About 75% of those who died in the ward received no trauma code or only had a consultation. This suggests a significant level of under-triaging indicating that the patients were not considered sick and were therefore given a low priority. Furthermore, the median (IQR) age for the patients who died on the ward was 65.50. Appropriate triaging of elderly trauma patients is challenging. The American College of Surgeons Committee on Trauma (ACS-CoT) adult triage tool performs poorly in this age group. Many triage tools that modify the physiological thresholds have been developed to improve triage reliability. Still, elderly trauma patients continue to be under-triaged which impacts their clinical outcomes [35,36,37]. Adopting any of the new elderly trauma triaging tools may improve outcomes in our population.

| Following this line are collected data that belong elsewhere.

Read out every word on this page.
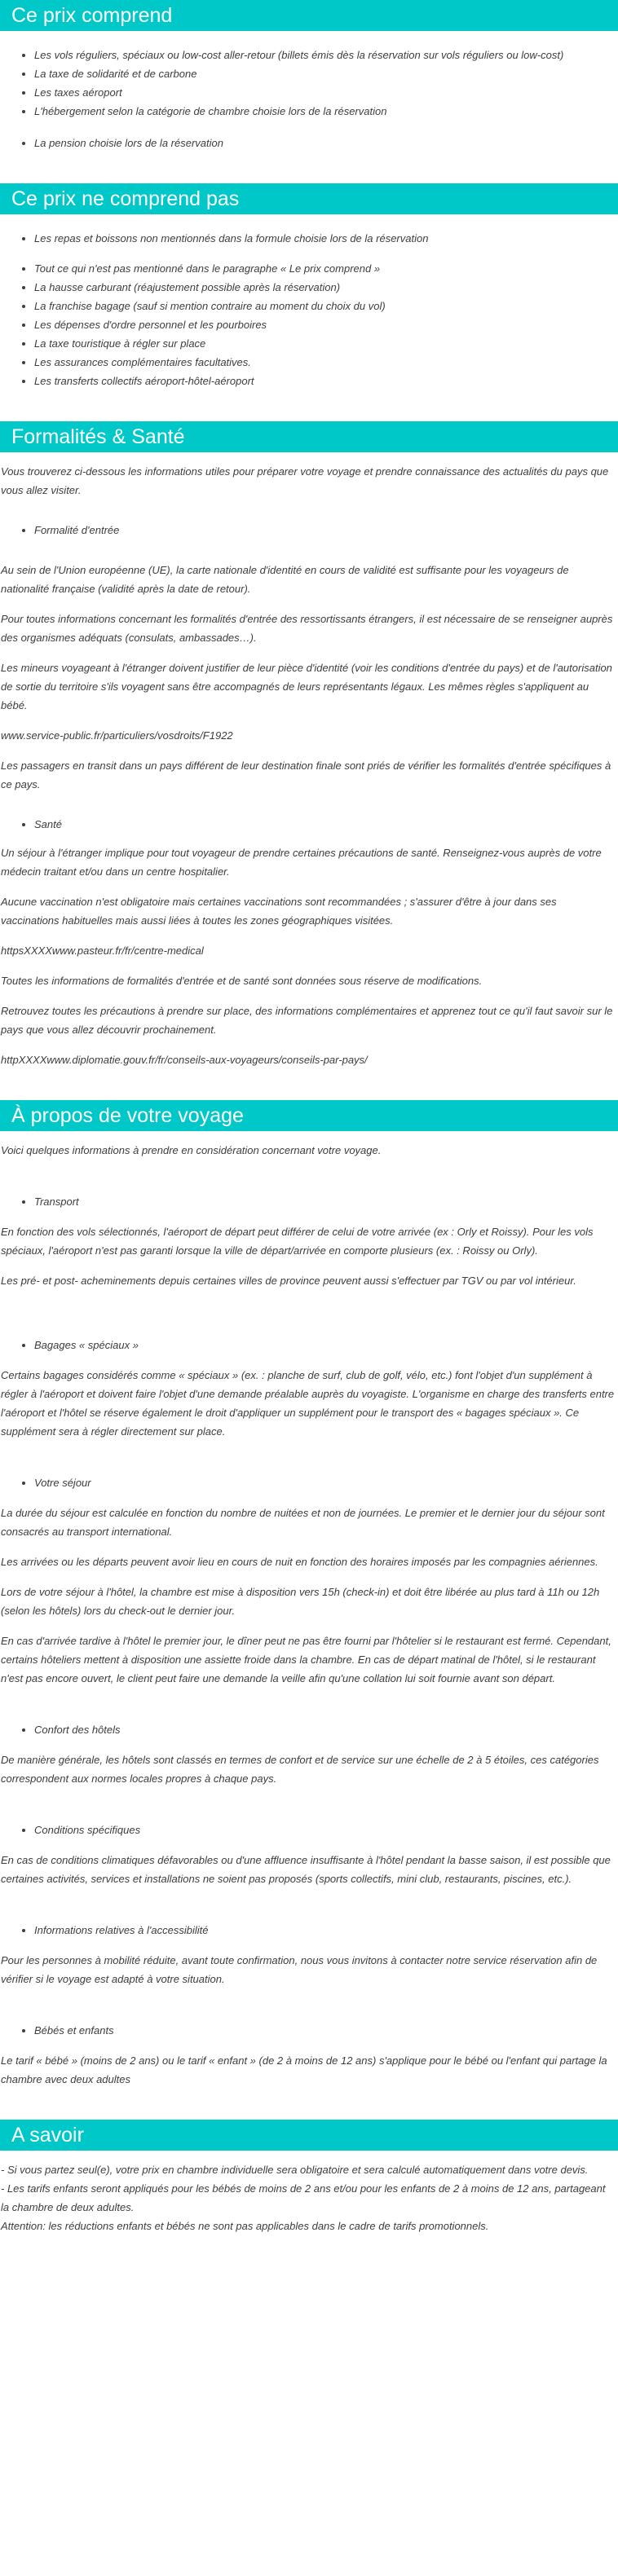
Ce prix comprend
• Les vols réguliers, spéciaux ou low-cost aller-retour (billets émis dès la réservation sur vols réguliers ou low-cost)
• La taxe de solidarité et de carbone
• Les taxes aéroport
• L'hébergement selon la catégorie de chambre choisie lors de la réservation
• La pension choisie lors de la réservation
Ce prix ne comprend pas
• Les repas et boissons non mentionnés dans la formule choisie lors de la réservation
• Tout ce qui n'est pas mentionné dans le paragraphe « Le prix comprend »
• La hausse carburant (réajustement possible après la réservation)
• La franchise bagage (sauf si mention contraire au moment du choix du vol)
• Les dépenses d'ordre personnel et les pourboires
• La taxe touristique à régler sur place
• Les assurances complémentaires facultatives.
• Les transferts collectifs aéroport-hôtel-aéroport
Formalités & Santé

Vous trouverez ci-dessous les informations utiles pour préparer votre voyage et prendre connaissance des actualités du pays que vous allez visiter.

• Formalité d'entrée

Au sein de l'Union européenne (UE), la carte nationale d'identité en cours de validité est suffisante pour les voyageurs de nationalité française (validité après la date de retour).

Pour toutes informations concernant les formalités d'entrée des ressortissants étrangers, il est nécessaire de se renseigner auprès des organismes adéquats (consulats, ambassades…).

Les mineurs voyageant à l'étranger doivent justifier de leur pièce d'identité (voir les conditions d'entrée du pays) et de l'autorisation de sortie du territoire s'ils voyagent sans être accompagnés de leurs représentants légaux. Les mêmes règles s'appliquent au bébé.

www.service-public.fr/particuliers/vosdroits/F1922

Les passagers en transit dans un pays différent de leur destination finale sont priés de vérifier les formalités d'entrée spécifiques à ce pays.

• Santé

Un séjour à l'étranger implique pour tout voyageur de prendre certaines précautions de santé. Renseignez-vous auprès de votre médecin traitant et/ou dans un centre hospitalier.

Aucune vaccination n'est obligatoire mais certaines vaccinations sont recommandées ; s'assurer d'être à jour dans ses vaccinations habituelles mais aussi liées à toutes les zones géographiques visitées.

httpsXXXXwww.pasteur.fr/fr/centre-medical

Toutes les informations de formalités d'entrée et de santé sont données sous réserve de modifications.

Retrouvez toutes les précautions à prendre sur place, des informations complémentaires et apprenez tout ce qu'il faut savoir sur le pays que vous allez découvrir prochainement.

httpXXXXwww.diplomatie.gouv.fr/fr/conseils-aux-voyageurs/conseils-par-pays/

À propos de votre voyage

Voici quelques informations à prendre en considération concernant votre voyage.

• Transport

En fonction des vols sélectionnés, l'aéroport de départ peut différer de celui de votre arrivée (ex : Orly et Roissy). Pour les vols spéciaux, l'aéroport n'est pas garanti lorsque la ville de départ/arrivée en comporte plusieurs (ex. : Roissy ou Orly).

Les pré- et post- acheminements depuis certaines villes de province peuvent aussi s'effectuer par TGV ou par vol intérieur.

• Bagages « spéciaux »

Certains bagages considérés comme « spéciaux » (ex. : planche de surf, club de golf, vélo, etc.) font l'objet d'un supplément à régler à l'aéroport et doivent faire l'objet d'une demande préalable auprès du voyagiste. L'organisme en charge des transferts entre l'aéroport et l'hôtel se réserve également le droit d'appliquer un supplément pour le transport des « bagages spéciaux ». Ce supplément sera à régler directement sur place.

• Votre séjour

La durée du séjour est calculée en fonction du nombre de nuitées et non de journées. Le premier et le dernier jour du séjour sont consacrés au transport international.

Les arrivées ou les départs peuvent avoir lieu en cours de nuit en fonction des horaires imposés par les compagnies aériennes.

Lors de votre séjour à l'hôtel, la chambre est mise à disposition vers 15h (check-in) et doit être libérée au plus tard à 11h ou 12h (selon les hôtels) lors du check-out le dernier jour.

En cas d'arrivée tardive à l'hôtel le premier jour, le dîner peut ne pas être fourni par l'hôtelier si le restaurant est fermé. Cependant, certains hôteliers mettent à disposition une assiette froide dans la chambre. En cas de départ matinal de l'hôtel, si le restaurant n'est pas encore ouvert, le client peut faire une demande la veille afin qu'une collation lui soit fournie avant son départ.

• Confort des hôtels

De manière générale, les hôtels sont classés en termes de confort et de service sur une échelle de 2 à 5 étoiles, ces catégories correspondent aux normes locales propres à chaque pays.

• Conditions spécifiques

En cas de conditions climatiques défavorables ou d'une affluence insuffisante à l'hôtel pendant la basse saison, il est possible que certaines activités, services et installations ne soient pas proposés (sports collectifs, mini club, restaurants, piscines, etc.).

• Informations relatives à l'accessibilité

Pour les personnes à mobilité réduite, avant toute confirmation, nous vous invitons à contacter notre service réservation afin de vérifier si le voyage est adapté à votre situation.

• Bébés et enfants

Le tarif « bébé » (moins de 2 ans) ou le tarif « enfant » (de 2 à moins de 12 ans) s'applique pour le bébé ou l'enfant qui partage la chambre avec deux adultes

A savoir

- Si vous partez seul(e), votre prix en chambre individuelle sera obligatoire et sera calculé automatiquement dans votre devis.

- Les tarifs enfants seront appliqués pour les bébés de moins de 2 ans et/ou pour les enfants de 2 à moins de 12 ans, partageant la chambre de deux adultes.

Attention: les réductions enfants et bébés ne sont pas applicables dans le cadre de tarifs promotionnels.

Deaths from assaults are uncommon in our setting compared with other countries [38]. Only 7.1% of the deaths in this study resulted from assaults. This has implications for the management of patients who arrive at the ED with traumatic cardiac arrest. Majority of these patients are blunt trauma patients who had road traffic collisions or fall from height having a low survival rate [39]. Additional file 2: Table S2 summarizes the proposed recommendations to improve our trauma system.

Limitations of the study

Our study has several limitations. There was no prehospital data for on-scene and transfer time. In addition, in some cases, the exact cause of death is unknown, as UAE law does not permit routine post-mortem examination. It is also possible that some patients were treated in other small hospitals, but they were not captured in our study because there was no mortality recorded. Finally, we do not have the catchment population for each hospital as they overlap with each other. Accordingly, we combined hospitals in the same regions to calculate the annual incidence of hospitalized death.

Conclusions

Death from trauma predominantly affects young males with motor traffic collision as the leading cause in our setting. Over 85% of in-hospital deaths occur in the ICU and ED mainly from head injuries. Injury prevention of traffic collisions through enforcement of law and improved hospital care in the ED and ICU will reduce trauma death.